Given a vertex and the corresponding opposite side of a triangle, there are 4 key segments (as I understand it):
(1) altitude (line drawn from vertex perpendicular to opposite side (or an extension of it));
(2) median (line drawn from vertex to midpoint of opposite side);
(3) perpendicular bisector (perpendicular line drawn from midpoint of side---in general does not hit vertex); and
(4) angle bisector (line drawn from vertex to side such that line bisects angle at vertex).
I have seen the following stated:
A) In general, for a given vertex-side pair, each of these lines is different.
B) If any line segment plays at least 2 of the above 4 roles, then the triangle must be isosceles. In other words, whenever the four lines above are not all different, the triangle must be isosceles.
Are (A) and (B) correct? If so, could someone provide a proof of (B)?

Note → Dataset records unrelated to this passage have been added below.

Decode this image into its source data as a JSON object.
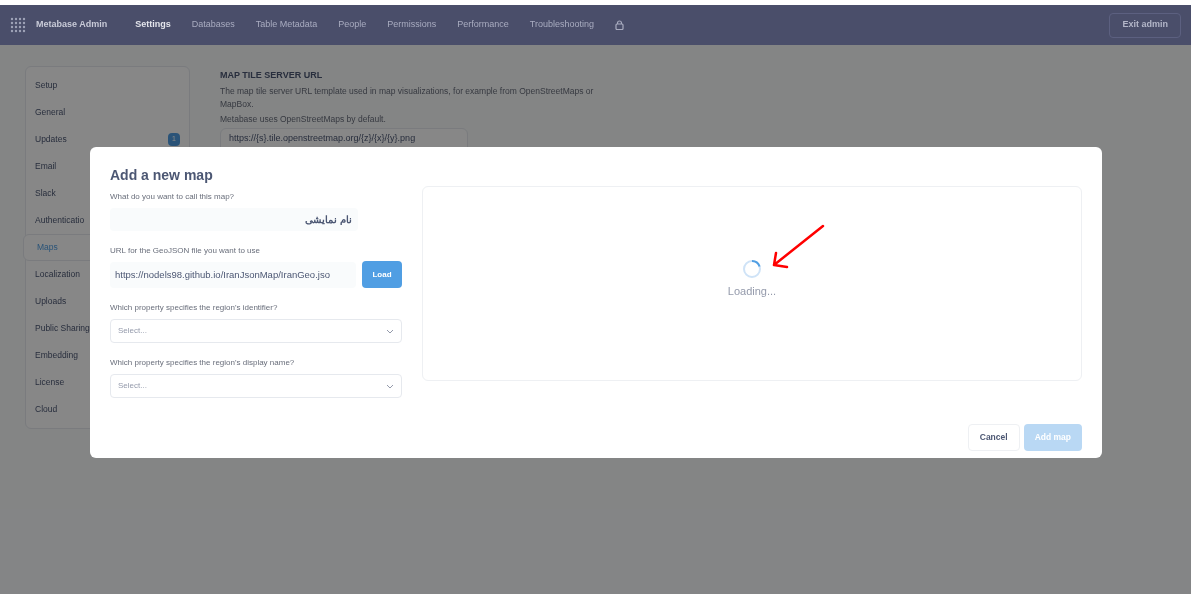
{
  "header": {
    "brand": "Metabase Admin",
    "nav": [
      {
        "label": "Settings",
        "selected": true
      },
      {
        "label": "Databases",
        "selected": false
      },
      {
        "label": "Table Metadata",
        "selected": false
      },
      {
        "label": "People",
        "selected": false
      },
      {
        "label": "Permissions",
        "selected": false
      },
      {
        "label": "Performance",
        "selected": false
      },
      {
        "label": "Troubleshooting",
        "selected": false
      }
    ],
    "exit_button": "Exit admin"
  },
  "sidebar": {
    "items": [
      {
        "label": "Setup",
        "selected": false
      },
      {
        "label": "General",
        "selected": false
      },
      {
        "label": "Updates",
        "selected": false,
        "badge": "1"
      },
      {
        "label": "Email",
        "selected": false
      },
      {
        "label": "Slack",
        "selected": false
      },
      {
        "label": "Authenticatio",
        "selected": false
      },
      {
        "label": "Maps",
        "selected": true
      },
      {
        "label": "Localization",
        "selected": false
      },
      {
        "label": "Uploads",
        "selected": false
      },
      {
        "label": "Public Sharing",
        "selected": false
      },
      {
        "label": "Embedding",
        "selected": false
      },
      {
        "label": "License",
        "selected": false
      },
      {
        "label": "Cloud",
        "selected": false
      }
    ]
  },
  "setting": {
    "title": "MAP TILE SERVER URL",
    "description": [
      "The map tile server URL template used in map visualizations, for example from OpenStreetMaps or MapBox.",
      "Metabase uses OpenStreetMaps by default."
    ],
    "value": "https://{s}.tile.openstreetmap.org/{z}/{x}/{y}.png"
  },
  "modal": {
    "title": "Add a new map",
    "name_field": {
      "label": "What do you want to call this map?",
      "value": "نام نمایشی"
    },
    "url_field": {
      "label": "URL for the GeoJSON file you want to use",
      "value": "https://nodels98.github.io/IranJsonMap/IranGeo.jso",
      "button": "Load"
    },
    "selects": [
      {
        "label": "Which property specifies the region's identifier?",
        "placeholder": "Select..."
      },
      {
        "label": "Which property specifies the region's display name?",
        "placeholder": "Select..."
      }
    ],
    "preview": {
      "status": "Loading..."
    },
    "buttons": [
      {
        "label": "Cancel",
        "disabled": false,
        "kind": "secondary"
      },
      {
        "label": "Add map",
        "disabled": true,
        "kind": "primary"
      }
    ]
  }
}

Edit: I see that all 4 roles are played by the same segment if and only if the triangle is isosceles. Rephrasing the question, then, if a segment plays any 2 of the 4 roles, must it play the roles of all 4, i.e. must the triangle be isosceles?
There are six cases:
altitude = median
altitude = perp. bis.
altitude = ang. bis.
ang. bis. = perp. bis.
median = perp. bis.
median = ang. bis.
So is it true that each of the above conditions independently implies that a triangle is isosceles?
3 and 4 is clear to me because of the congruency of the two triangles that results. 1 and 2 and 5 are equivalent; if the altitude also bisects the side, it's the median and the perp. bisector. So, 1 and 6 are not clear to me.